Previdência clássica
Para o especialista em Finanças Públicas José Matias-Pereira, da Universidade de Brasília (UnB), é importante que todo tipo de proposta seja ouvida em um debate como o da reforma da Previdência. Ele acredita, contudo, que no atual momento de fragilidade econômica enfrentado pelo Brasil é preferível uma “Previdência clássica”.
“Eu entendo que do ponto de vista financeiro, atuarial, você tem que estruturar a Previdência para que ela possa se sustentar ao longo do tempo. É fundamental que a gente enfrente o problema do déficit e, para isso, o melhor é a gente se encaminhar para uma Previdência clássica, que não se preocupa em abrir exceções. Para mim, os militares também deviam estar nessa reforma”, disse.
Para Matias, a aprovação da atual reforma da Previdência abrirá caminho, inclusive, para a alocação em outras rubricas de gastos que hoje sobrecarregam o sistema previdenciário. Na avaliação do especialista, o governo não pode se descuidar dos segmentos vulneráveis da população após a reforma. “É fundamental que o Estado não descuide desses segmentos desprotegidos”, opina.

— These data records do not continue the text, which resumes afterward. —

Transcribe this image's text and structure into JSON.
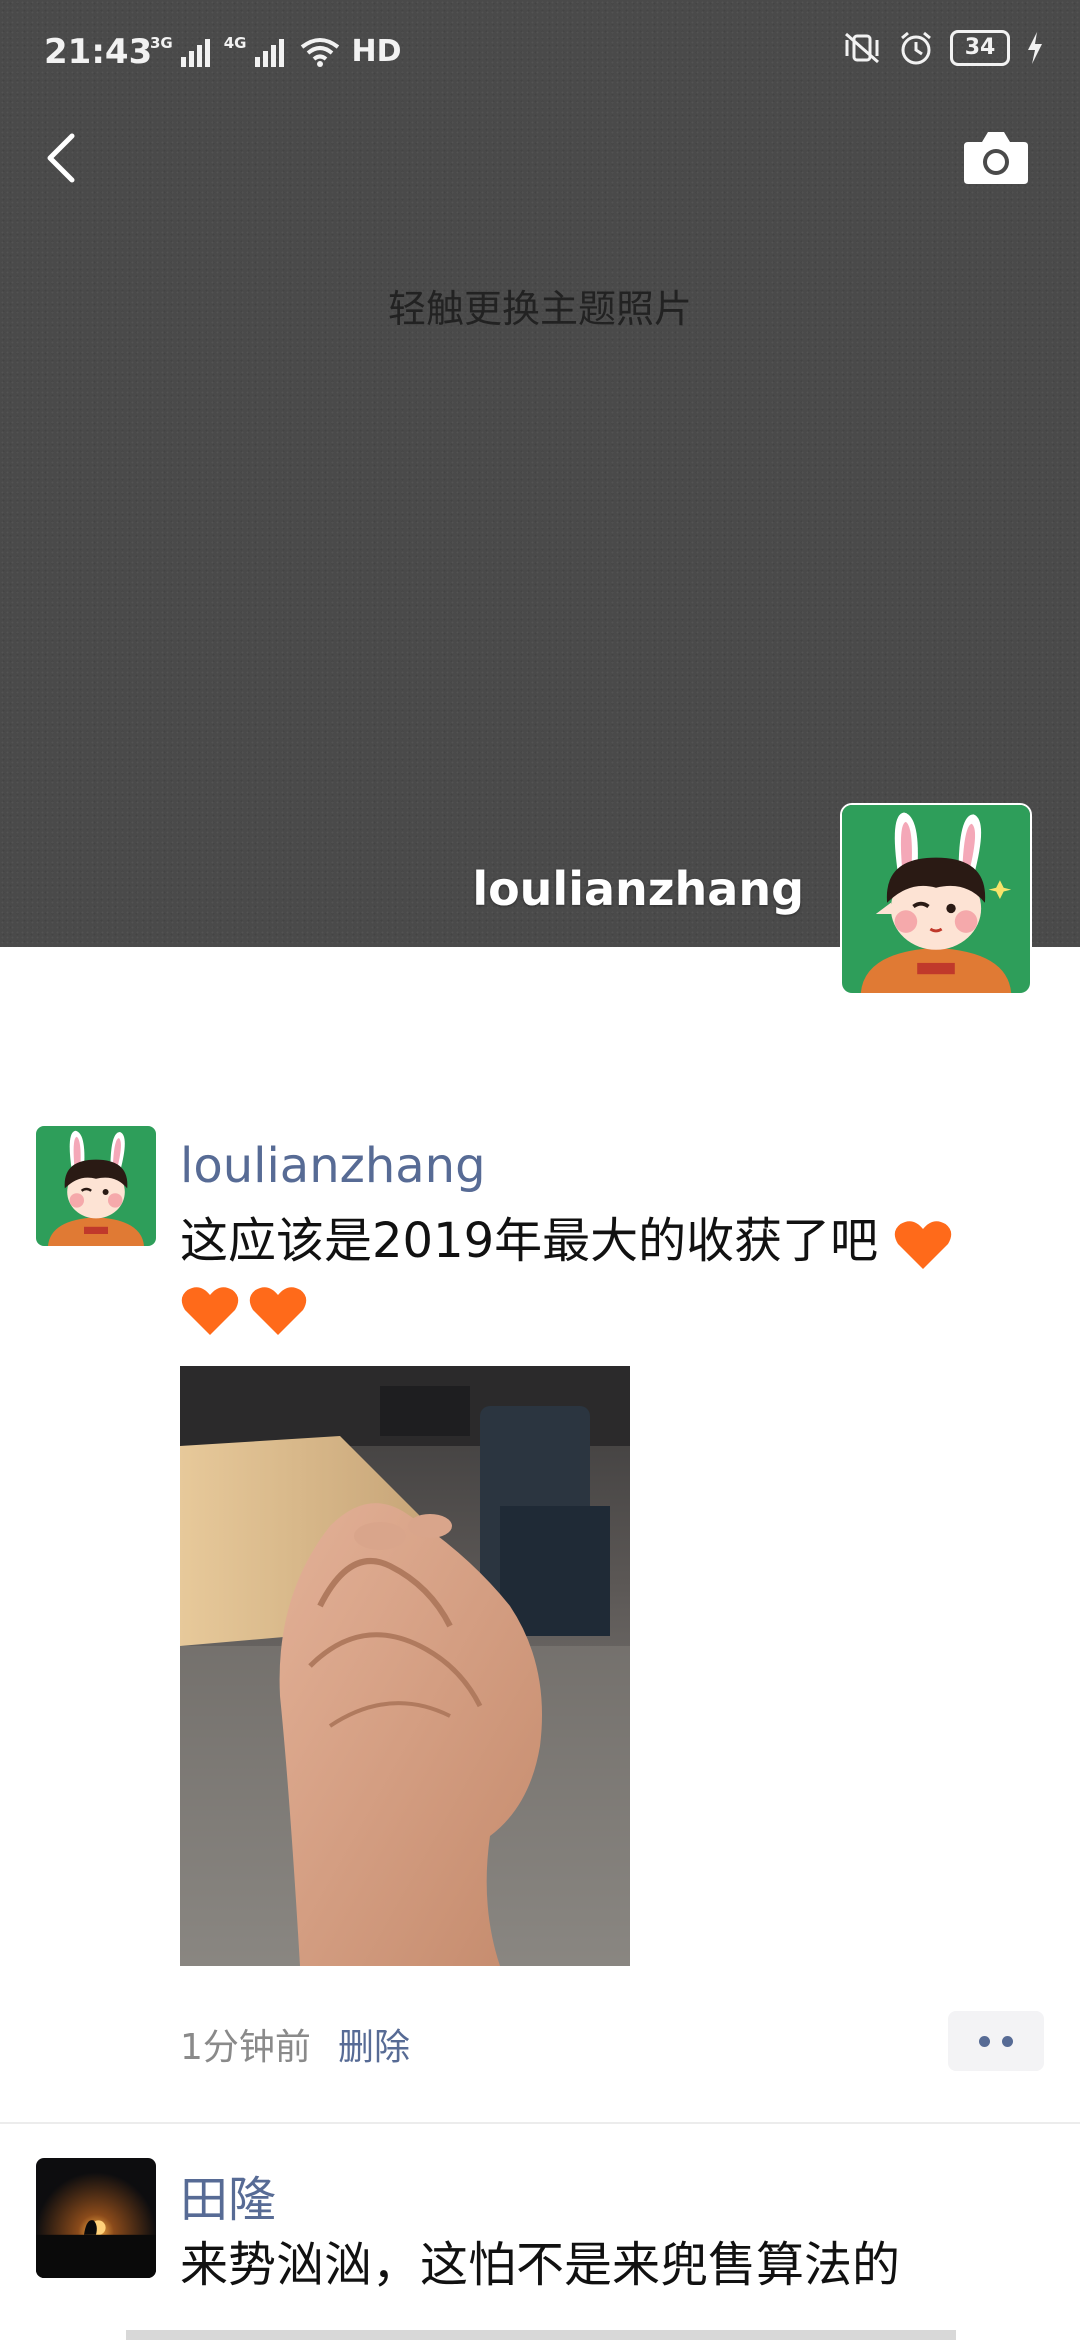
{
  "status_bar": {
    "time": "21:43",
    "network_1": "3G",
    "network_2": "4G",
    "hd_label": "HD",
    "battery": "34",
    "icons": [
      "signal-icon",
      "wifi-icon",
      "vibrate-off-icon",
      "alarm-icon",
      "battery-icon",
      "charging-icon"
    ]
  },
  "cover": {
    "hint": "轻触更换主题照片",
    "username": "loulianzhang",
    "background_color": "#4a4a4a"
  },
  "posts": [
    {
      "author": "loulianzhang",
      "text": "这应该是2019年最大的收获了吧",
      "time": "1分钟前",
      "delete_label": "删除"
    },
    {
      "author": "田隆",
      "text": "来势汹汹，这怕不是来兜售算法的"
    }
  ],
  "colors": {
    "link_blue": "#576b95",
    "heart_orange": "#ff6a1a"
  }
}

A proposta de aposentadoria fásica do professor Arthur Bragança de Vasconcelos Weintraub foi apresentada a deputados na última semana, durante o Seminário Internacional sobre Reforma da Previdência, promovido pela comissão especial que analisa a PEC 287 na Câmara dos Deputados. O objetivo foi que os parlamentares conhecessem as experiências previdenciárias internacionais.